For Immediate Release: February 26th, 2015
SAN FRANCISCO, CA – Consumer groups renewed their call today for the California Public Utilities Commission to reject the proposed Comcast–Time Warner Cable merger and announced that they had collected 90,000 petition signatures from Californians opposed to the deal. Today’s announcement coincided with the California PUC’s All-Party meeting on the merger scheduled to begin at 2pm in San Francisco (California PUC Auditorium, 505 Van Ness Avenue).
The petitions organized by Common Cause, Consumers Union, Courage Campaign, CREDO, Daily Kos, Greenlining Institute, Media Alliance, Presente, TURN, and the Writers Guild of America, West, will be delivered to the California PUC, which is currently reviewing the merger.
“Californians are adamantly opposed to this mega merger,” said Michael McCauley, spokesperson for Consumers Union, the policy and advocacy division of Consumer Reports. “They know that giving Comcast so much control over the broadband market is a bad deal for consumers that should be rejected outright. If Comcast gets its way, Californians can expect higher prices, fewer choices, and even worse customer service.”
A number of the groups involved in the petition drive outlined their concerns in filings made with the California PUC in December. If the merger is approved, Comcast would control key California cable and broadband markets, extending its dominance into Los Angeles. Comcast would control nearly all of the top 20 markets across the country. Almost eighty percent of Californians will have Comcast as their only provider for broadband at speeds of 25 Mbps, the FCC’s benchmark for broadband. This unprecedented market power would enable Comcast to set prices and interfere with other options for more affordable broadband.
“A bigger Comcast is not going to be better for consumers,” said TURN executive director Mark Toney. “Comcast wants even more control over our phone, cable and Internet service than it already has. With this merger, Comcast would be in an even stronger position to deliver its own, preferred content at faster speeds than anyone else’s. There’s no justification for approval of a merger that hurts consumers and threatens equal access to the Internet.”
In mid-February, the administrative law judge overseeing the California PUC’s review of the merger concluded that it would harm competition but nonetheless recommended that the deal could be approved if subjected to a number of regulatory conditions.
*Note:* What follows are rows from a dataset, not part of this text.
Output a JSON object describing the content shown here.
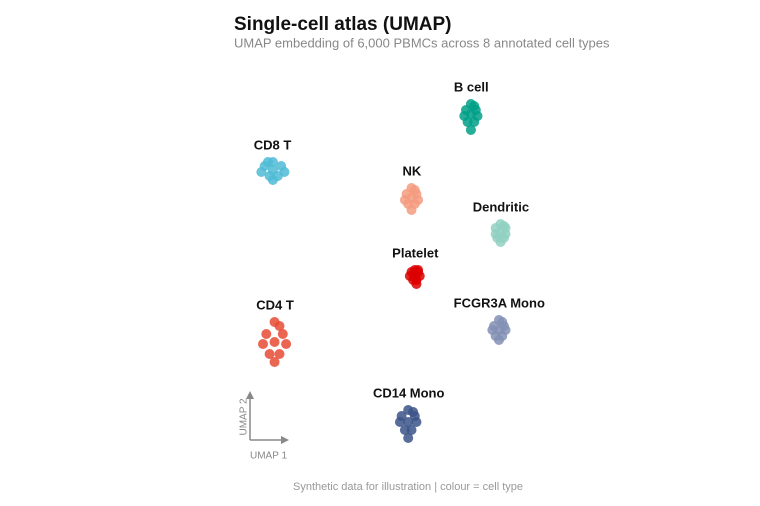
{
  "chart_data": {
    "type": "scatter",
    "title": "Single-cell atlas (UMAP)",
    "subtitle": "UMAP embedding of 6,000 PBMCs across 8 annotated cell types",
    "caption": "Synthetic data for illustration | colour = cell type",
    "x_label": "UMAP 1",
    "y_label": "UMAP 2",
    "xlim": [
      0,
      100
    ],
    "ylim": [
      0,
      100
    ],
    "series": [
      {
        "name": "B cell",
        "color": "#00a087",
        "x": [
          73,
          71.5,
          74.5,
          72,
          74,
          73,
          71,
          75,
          73,
          74
        ],
        "y": [
          89,
          90,
          90,
          87,
          87,
          91.5,
          88.5,
          88.5,
          85,
          91
        ]
      },
      {
        "name": "CD8 T",
        "color": "#4dbbd5",
        "x": [
          13,
          10.5,
          15.5,
          12,
          14.5,
          13,
          9.5,
          16.5,
          13,
          11.5
        ],
        "y": [
          75,
          76,
          76,
          73.5,
          73.5,
          77,
          74.5,
          74.5,
          72.5,
          77
        ]
      },
      {
        "name": "NK",
        "color": "#f39b7f",
        "x": [
          55,
          53.5,
          56.5,
          54,
          56,
          55,
          53,
          57,
          55,
          56
        ],
        "y": [
          68,
          69,
          69,
          66.5,
          66.5,
          70.5,
          67.5,
          67.5,
          65,
          70
        ]
      },
      {
        "name": "Dendritic",
        "color": "#91d1c2",
        "x": [
          82,
          80.5,
          83.5,
          81,
          83,
          82,
          80.5,
          83.5,
          82,
          83
        ],
        "y": [
          59.5,
          60.5,
          60.5,
          58,
          58,
          61.5,
          59,
          59,
          57,
          61
        ]
      },
      {
        "name": "Platelet",
        "color": "#dc0000",
        "x": [
          56,
          55,
          57,
          55.5,
          56.5,
          56,
          54.5,
          57.5,
          56.5,
          57
        ],
        "y": [
          48.5,
          49.5,
          49.5,
          47.5,
          47.5,
          50,
          48.5,
          48.5,
          46.5,
          50
        ]
      },
      {
        "name": "CD4 T",
        "color": "#e64b35",
        "x": [
          13.5,
          11,
          16,
          12,
          15,
          13.5,
          10,
          17,
          13.5,
          15
        ],
        "y": [
          32,
          34,
          34,
          29,
          29,
          37,
          31.5,
          31.5,
          27,
          36
        ]
      },
      {
        "name": "FCGR3A Mono",
        "color": "#8491b4",
        "x": [
          81.5,
          80,
          83,
          80.5,
          82.5,
          81.5,
          79.5,
          83.5,
          81.5,
          82.5
        ],
        "y": [
          35,
          36,
          36,
          33.5,
          33.5,
          37.5,
          35,
          35,
          32.5,
          37
        ]
      },
      {
        "name": "CD14 Mono",
        "color": "#3c5488",
        "x": [
          54,
          52,
          56,
          53,
          55,
          54,
          51.5,
          56.5,
          54,
          55.5
        ],
        "y": [
          12,
          13.5,
          13.5,
          10,
          10,
          15,
          12,
          12,
          8,
          14.5
        ]
      }
    ]
  }
}
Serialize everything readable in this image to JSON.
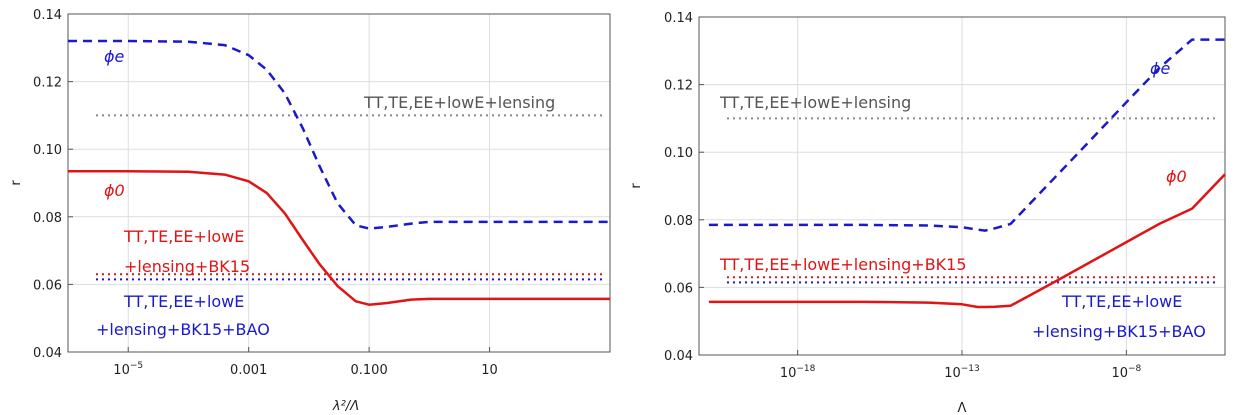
{
  "chart_data": [
    {
      "type": "line",
      "xscale": "log",
      "xlabel": "λ²/Λ",
      "ylabel": "r",
      "xlim": [
        1e-06,
        1000
      ],
      "ylim": [
        0.04,
        0.14
      ],
      "yticks": [
        "0.04",
        "0.06",
        "0.08",
        "0.10",
        "0.12",
        "0.14"
      ],
      "xticks": [
        {
          "value": 1e-05,
          "label": "10",
          "sup": "−5"
        },
        {
          "value": 0.001,
          "label": "0.001",
          "sup": ""
        },
        {
          "value": 0.1,
          "label": "0.100",
          "sup": ""
        },
        {
          "value": 10,
          "label": "10",
          "sup": ""
        }
      ],
      "grid": true,
      "series": [
        {
          "name": "ϕe",
          "color": "#1a1acc",
          "style": "dashed",
          "x": [
            1e-06,
            1e-05,
            0.0001,
            0.0004,
            0.001,
            0.002,
            0.004,
            0.008,
            0.015,
            0.03,
            0.06,
            0.1,
            0.2,
            0.5,
            1,
            10,
            100,
            1000
          ],
          "y": [
            0.132,
            0.132,
            0.1318,
            0.1308,
            0.1278,
            0.1235,
            0.1165,
            0.106,
            0.095,
            0.084,
            0.0775,
            0.0765,
            0.077,
            0.078,
            0.0785,
            0.0785,
            0.0785,
            0.0785
          ]
        },
        {
          "name": "ϕ0",
          "color": "#e01414",
          "style": "solid",
          "x": [
            1e-06,
            1e-05,
            0.0001,
            0.0004,
            0.001,
            0.002,
            0.004,
            0.008,
            0.015,
            0.03,
            0.06,
            0.1,
            0.2,
            0.5,
            1,
            10,
            100,
            1000
          ],
          "y": [
            0.0935,
            0.0935,
            0.0933,
            0.0925,
            0.0905,
            0.087,
            0.081,
            0.073,
            0.066,
            0.0595,
            0.055,
            0.054,
            0.0545,
            0.0555,
            0.0557,
            0.0557,
            0.0557,
            0.0557
          ]
        }
      ],
      "hlines": [
        {
          "y": 0.11,
          "color": "#888888"
        },
        {
          "y": 0.063,
          "color": "#e01414"
        },
        {
          "y": 0.0615,
          "color": "#1a1acc"
        }
      ],
      "annotations": [
        {
          "text": "TT,TE,EE+lowE+lensing",
          "color": "#555555"
        },
        {
          "text": "TT,TE,EE+lowE",
          "color": "#e01414"
        },
        {
          "text": "+lensing+BK15",
          "color": "#e01414"
        },
        {
          "text": "TT,TE,EE+lowE",
          "color": "#1a1acc"
        },
        {
          "text": "+lensing+BK15+BAO",
          "color": "#1a1acc"
        },
        {
          "text": "ϕe",
          "color": "#1a1acc"
        },
        {
          "text": "ϕ0",
          "color": "#e01414"
        }
      ]
    },
    {
      "type": "line",
      "xscale": "log",
      "xlabel": "Λ",
      "ylabel": "r",
      "xlim": [
        1e-21,
        1e-05
      ],
      "ylim": [
        0.04,
        0.14
      ],
      "yticks": [
        "0.04",
        "0.06",
        "0.08",
        "0.10",
        "0.12",
        "0.14"
      ],
      "xticks": [
        {
          "value": 1e-18,
          "label": "10",
          "sup": "−18"
        },
        {
          "value": 1e-13,
          "label": "10",
          "sup": "−13"
        },
        {
          "value": 1e-08,
          "label": "10",
          "sup": "−8"
        }
      ],
      "grid": true,
      "series": [
        {
          "name": "ϕe",
          "color": "#1a1acc",
          "style": "dashed",
          "x": [
            2e-21,
            1e-20,
            1e-18,
            1e-16,
            1e-14,
            1e-13,
            3e-13,
            5e-13,
            1e-12,
            3e-12,
            1e-11,
            1e-10,
            1e-09,
            1e-08,
            1e-07,
            1e-06,
            1e-05
          ],
          "y": [
            0.0785,
            0.0785,
            0.0785,
            0.0785,
            0.0783,
            0.0778,
            0.0771,
            0.0768,
            0.0775,
            0.0788,
            0.0841,
            0.0943,
            0.1045,
            0.1148,
            0.1249,
            0.1333,
            0.1333
          ]
        },
        {
          "name": "ϕ0",
          "color": "#e01414",
          "style": "solid",
          "x": [
            2e-21,
            1e-20,
            1e-18,
            1e-16,
            1e-14,
            1e-13,
            3e-13,
            5e-13,
            1e-12,
            3e-12,
            1e-11,
            1e-10,
            1e-09,
            1e-08,
            1e-07,
            1e-06,
            1e-05
          ],
          "y": [
            0.0557,
            0.0557,
            0.0557,
            0.0557,
            0.0555,
            0.055,
            0.0542,
            0.0542,
            0.0543,
            0.0546,
            0.0573,
            0.0626,
            0.068,
            0.0734,
            0.0788,
            0.0833,
            0.0935
          ]
        }
      ],
      "hlines": [
        {
          "y": 0.11,
          "color": "#888888"
        },
        {
          "y": 0.063,
          "color": "#e01414"
        },
        {
          "y": 0.0615,
          "color": "#1a1acc"
        }
      ],
      "annotations": [
        {
          "text": "TT,TE,EE+lowE+lensing",
          "color": "#555555"
        },
        {
          "text": "TT,TE,EE+lowE+lensing+BK15",
          "color": "#e01414"
        },
        {
          "text": "TT,TE,EE+lowE",
          "color": "#1a1acc"
        },
        {
          "text": "+lensing+BK15+BAO",
          "color": "#1a1acc"
        },
        {
          "text": "ϕe",
          "color": "#1a1acc"
        },
        {
          "text": "ϕ0",
          "color": "#e01414"
        }
      ]
    }
  ]
}
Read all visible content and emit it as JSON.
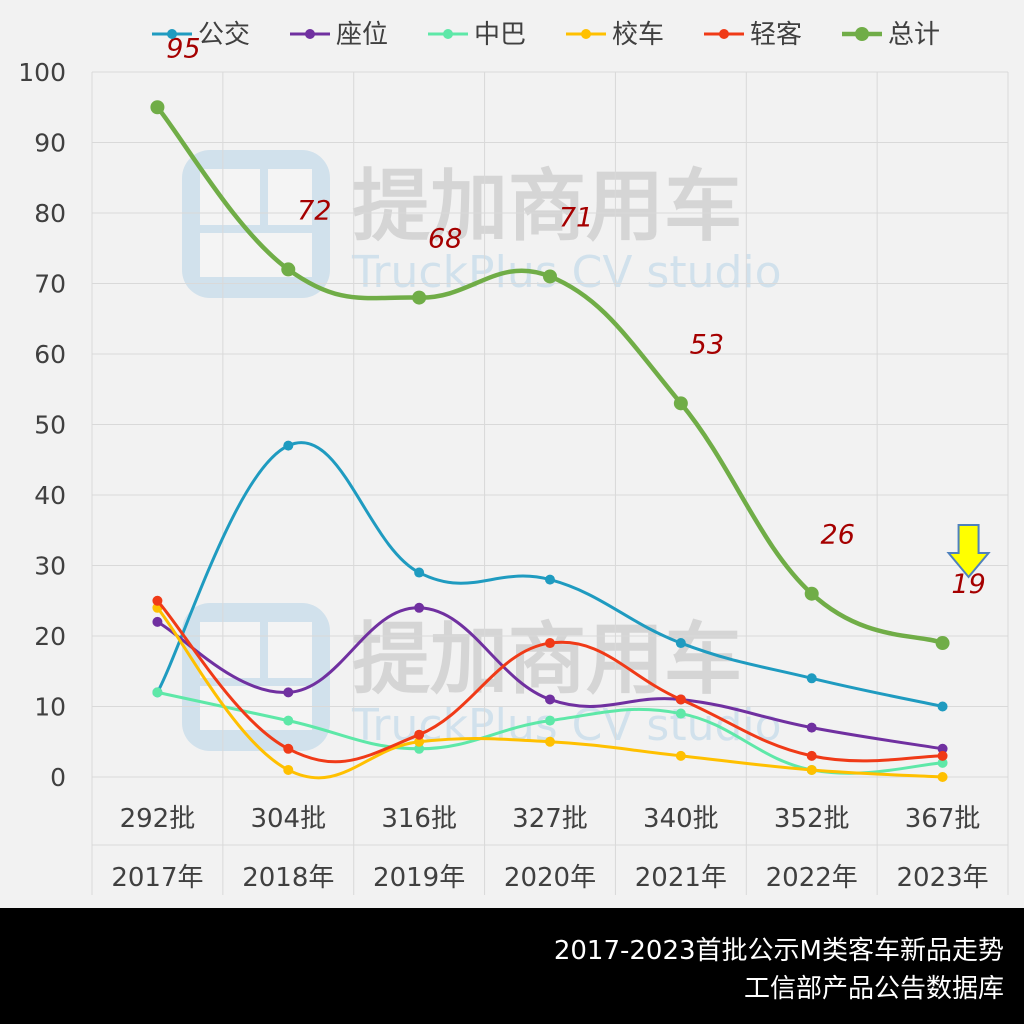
{
  "watermark": {
    "brand": "提加商用车",
    "sub": "TruckPlus CV studio"
  },
  "footer": {
    "line1": "2017-2023首批公示M类客车新品走势",
    "line2": "工信部产品公告数据库"
  },
  "chart_data": {
    "type": "line",
    "categories": [
      {
        "batch": "292批",
        "year": "2017年"
      },
      {
        "batch": "304批",
        "year": "2018年"
      },
      {
        "batch": "316批",
        "year": "2019年"
      },
      {
        "batch": "327批",
        "year": "2020年"
      },
      {
        "batch": "340批",
        "year": "2021年"
      },
      {
        "batch": "352批",
        "year": "2022年"
      },
      {
        "batch": "367批",
        "year": "2023年"
      }
    ],
    "ylim": [
      0,
      100
    ],
    "yticks": [
      0,
      10,
      20,
      30,
      40,
      50,
      60,
      70,
      80,
      90,
      100
    ],
    "grid": true,
    "legend_position": "top",
    "series": [
      {
        "name": "公交",
        "color": "#1f9bc0",
        "values": [
          12,
          47,
          29,
          28,
          19,
          14,
          10
        ]
      },
      {
        "name": "座位",
        "color": "#7030a0",
        "values": [
          22,
          12,
          24,
          11,
          11,
          7,
          4
        ]
      },
      {
        "name": "中巴",
        "color": "#5ee8a8",
        "values": [
          12,
          8,
          4,
          8,
          9,
          1,
          2
        ]
      },
      {
        "name": "校车",
        "color": "#ffc000",
        "values": [
          24,
          1,
          5,
          5,
          3,
          1,
          0
        ]
      },
      {
        "name": "轻客",
        "color": "#f03a17",
        "values": [
          25,
          4,
          6,
          19,
          11,
          3,
          3
        ]
      },
      {
        "name": "总计",
        "color": "#70ad47",
        "values": [
          95,
          72,
          68,
          71,
          53,
          26,
          19
        ],
        "labeled": true
      }
    ],
    "data_label_color": "#a50000",
    "annotation": {
      "type": "down-arrow",
      "category_index": 6,
      "color": "#ffff00"
    }
  }
}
However, such regulatory conditions would not prevent the significant harm to competition and consumers that would be caused if the merger goes through, according to the groups opposing the merger that organized the petition effort.
“The long list of two dozen conditions recommended for the Comcast-Time Warner merger by the administrative law judge just underline what a lousy deal this is for California,” said Tracy Rosenberg, executive director of Media Alliance. “Rather than dressing up a turkey, we’d like to see the CPUC take a stand in the public interest and say no merger.”
“No set of conditions could ameliorate the permanent harm that this merger would do to media diversity and the competitive marketplace for ideas,” said Sarah Swanbeck, policy and legislative affairs advocate for California Common Cause. “The proposed deal is an affront to the pubic interest and the CPUC should take a stand for consumers by opposing this merger.”
“If approved, this merger will harm California consumers and content creators, who represent an industry vital to the state’s economy,” said Chris Keyser, President of the Writers Guild of America, West. “Allowing Comcast to reach 84 percent of state residents will give one company the power to determine the direction of the online video market, threatening competition and consumer choice.”
“This proposed merger should have been laughed out of the room the minute it was proposed,” said Eddie Kuritz, executive director of Courage Campaign. “It would do nothing but create a monopoly for Comcast, a ‘Comcastopoly’ as we’ve been telling our members. Regulators need to wake up and throw this thing out.”
“The merged Comcast and Time Warner Cable (TWC), now known as Mega-Comcast, would totally monopolize major Latino markets in entire regions with large populations like Los Angeles and San Diego,” said Arturo Carmona, executive director of Presente.org. “In fact, 90 percent of the Latino population in the U.S. will have little to no other option for broadband access or cable TV if this proposed merger becomes reality. Latino consumers need competition not consolidation. We call for the CPUC to oppose the merger outright.